Figure 3. Effect of genetic modifications and treatment regimens on survival of pig hearts in baboons.

Survival in immunosuppressed baboons of heterotopic hearts from wild-type (WT) pigs (n=26), pigs transgenic for human decay-accelerating factor (hDAF), human membrane cofactor protein (hMCP), and/or human CD59 (n=125), and GalT-KO pigs (n=8). In conjunction with neutralization of anti-Gal antibodies, conventional or anti-CD154-based immunosuppression (using a monoclonal antibody that selectively blocks the CD154-CD40 “costimulation” pathway important to T- and B-cell activation) was associated with median survival of hDAF or hMCP transgenic hearts approaching one month in some series, and for over 2 months in the Mayo Clinic's recent experience. Infectious or treatment-associated complications caused the death of over 50% of recipients treated with conventional immunosuppression, but were unusual with anti-CD154-based treatment. Lymphocyte and antibody responses against pig antigens were generally undetectable during either anti-CD154 or intensive conventional therapy. Grafts failed with DXR histology in association with both conventional and CD154-based treatment regimens.
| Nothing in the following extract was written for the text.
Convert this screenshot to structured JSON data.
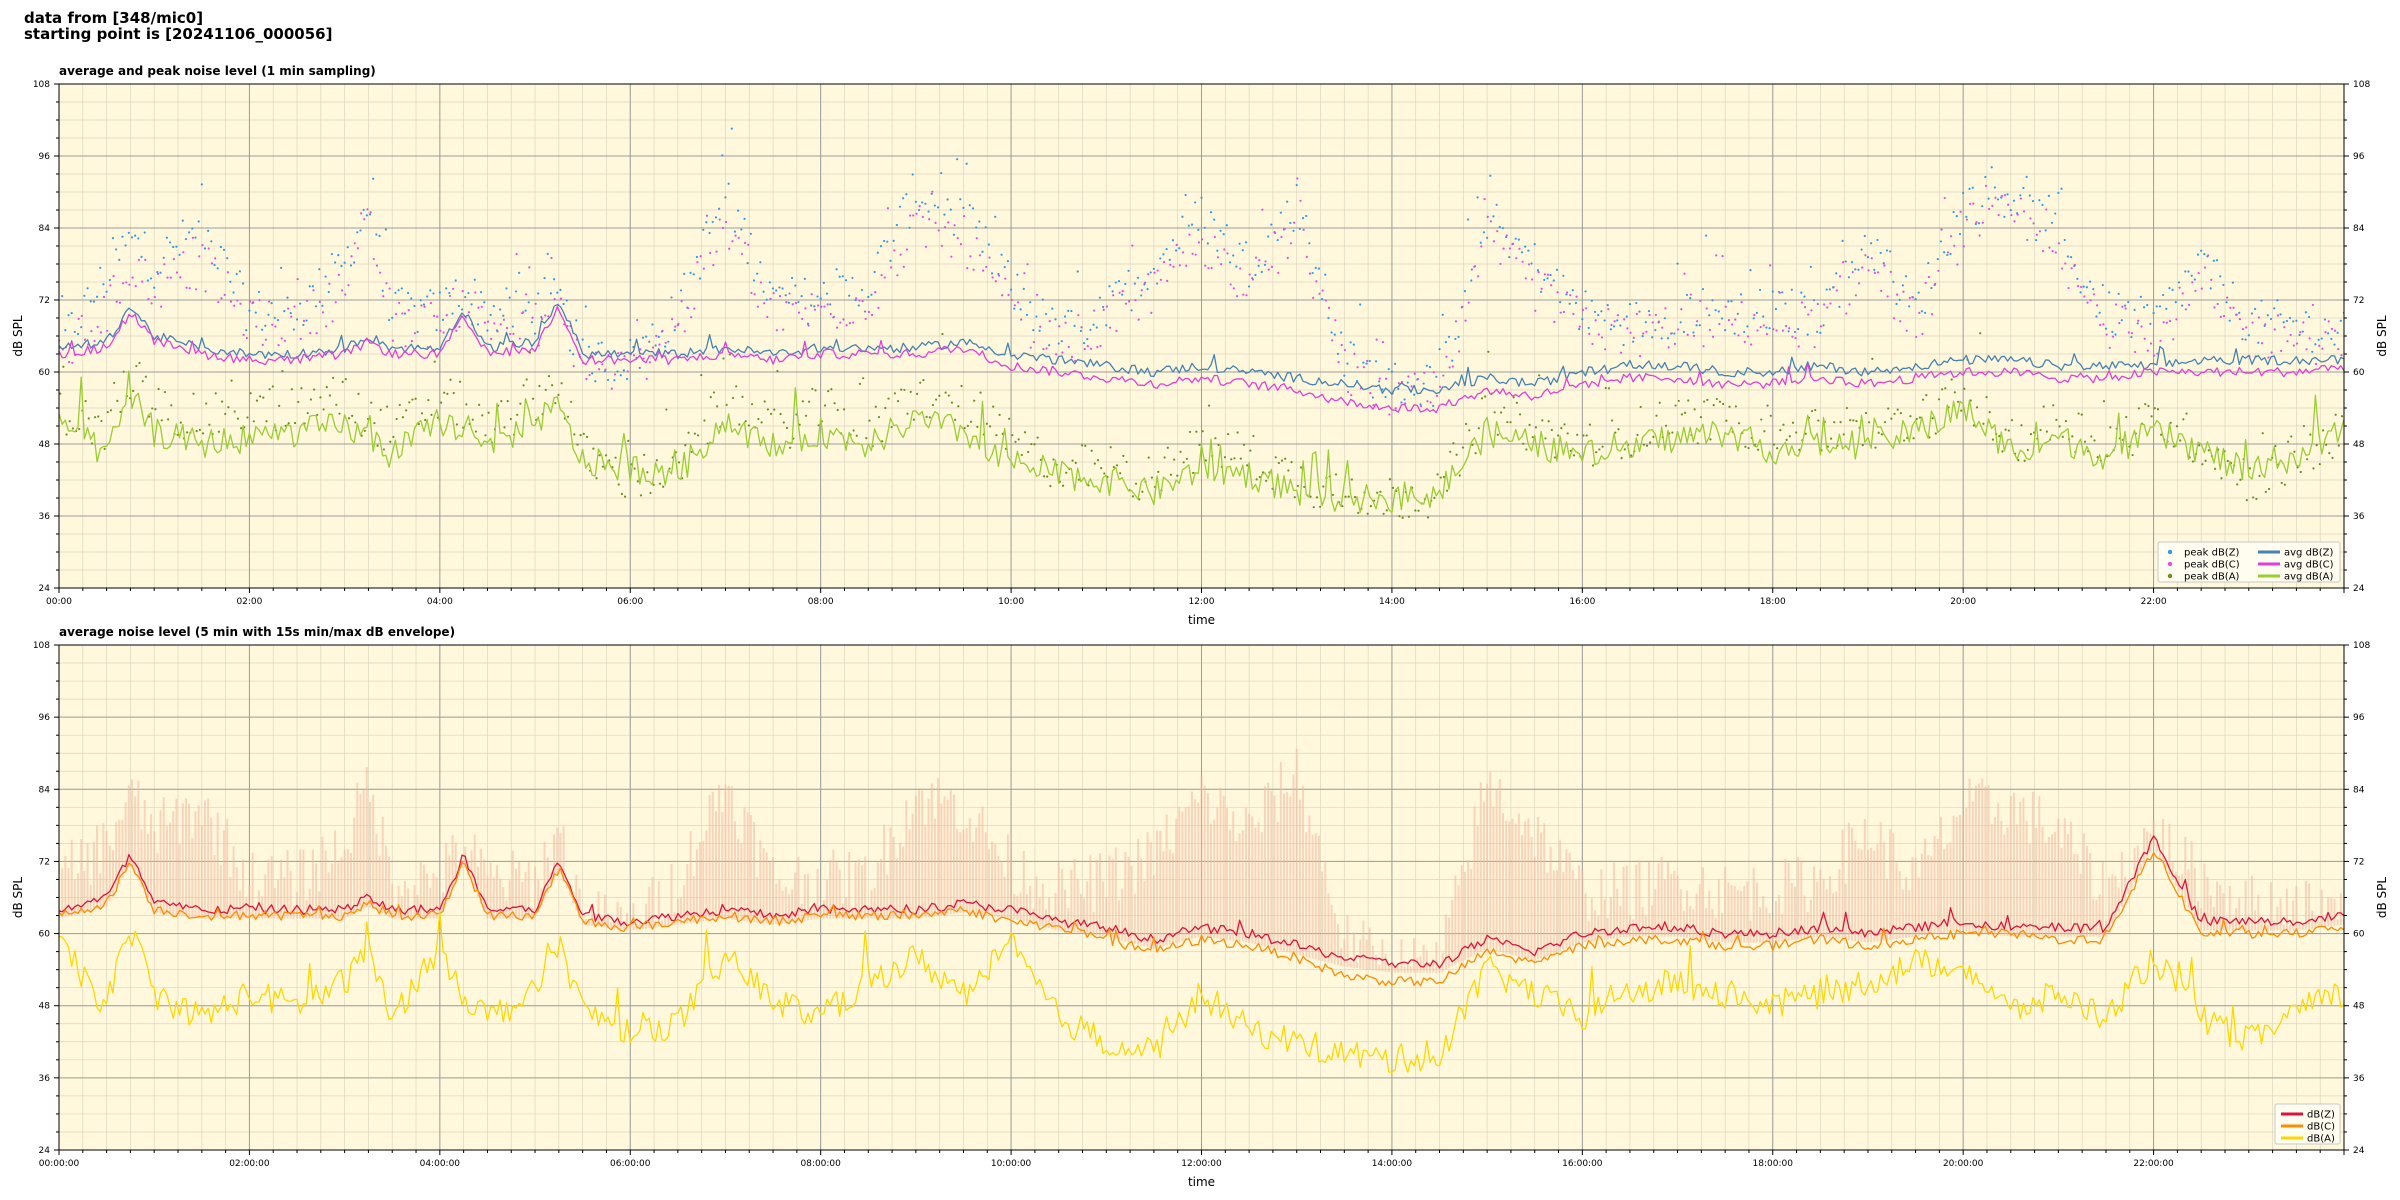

Eight GalT-KO hearts in baboons treated with anti-CD154 antibody, mycophenlate mofetil, and perioperative T-cell depletion, did not exhibit early graft failure (<3 days), and median survival exceeded two months. Typical DXR was rare in GalT-KO hearts, but thrombotic microangiopathy, which was also observed in long-surviving hDAF and hMCP hearts, was prominent in association with GalT-KO cardiac xenograft failure.

Data are abstracted from all peer-reviewed pig-to-baboon heart transplant studies published since 1988, aggregating data from studies that used similar therapeutic approaches. Pig phenotype (GalT-KO, hDAF, hMCP, or WT) and treatment regimen (anti-CD154-based or conventional (Conv.) treatment (Rx)) are indicated. Similar results were achieved with conventional immunosuppression in over 65 cynomolgus recipients of hDAF hearts.